Immunomodulation of Helicobacter Infection

Ken Croitoru

Intestinal Diseases Research Program, Department of Medicine, Division of Gastroenterology, McMaster University, Hamilton, Ontario, Canada

Copyright © 1999 Hindawi Publishing Corporation. This is an open access article distributed under the Creative Commons Attribution License, which permits unrestricted use, distribution, and reproduction in any medium, provided the original work is properly cited.

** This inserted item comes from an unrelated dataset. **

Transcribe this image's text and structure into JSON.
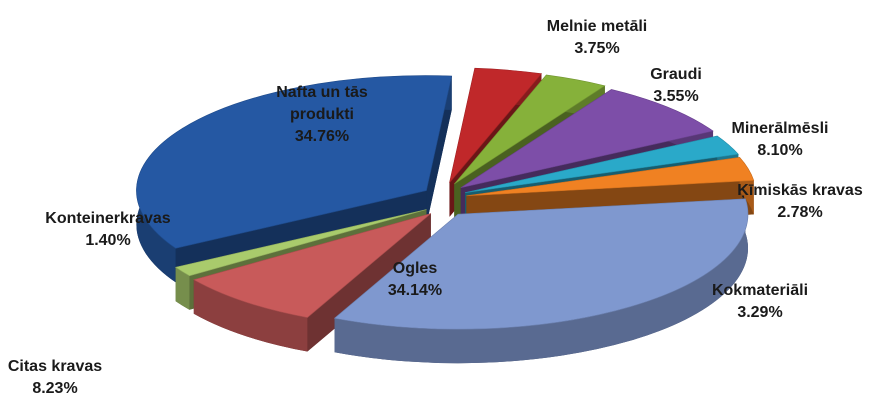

Helicobacter pylori leads to a chronic infection in humans that is associated with gastric inflammation and a vigorous immune response. Despite the humoral and cellular responses that can be detected in both human and animal models of helicobacter infection, the immune response fails to eliminate the organism. Eradication failure may be due to the niche in which H pylori confines itself, well away from direct contact with elements of the immune system. Alternatively, the general tendency of the intestinal immune response to down- regulate reactivity to noninvasive luminal bacteria also may contribute to the failure to eliminate helicobacter infection. Results of vaccine studies in mouse models indicate that modulating the helper T cell response from a T helper cell type 1 to a T helper cell type 2 response likely is required for the prevention and elimination of helicobacter infection. Understanding the mechanisms by which the immune response controls bacterial infections will allow for the design of novel strategies of immune modulation and the development of vaccines for both the treatment and prevention of H pylori.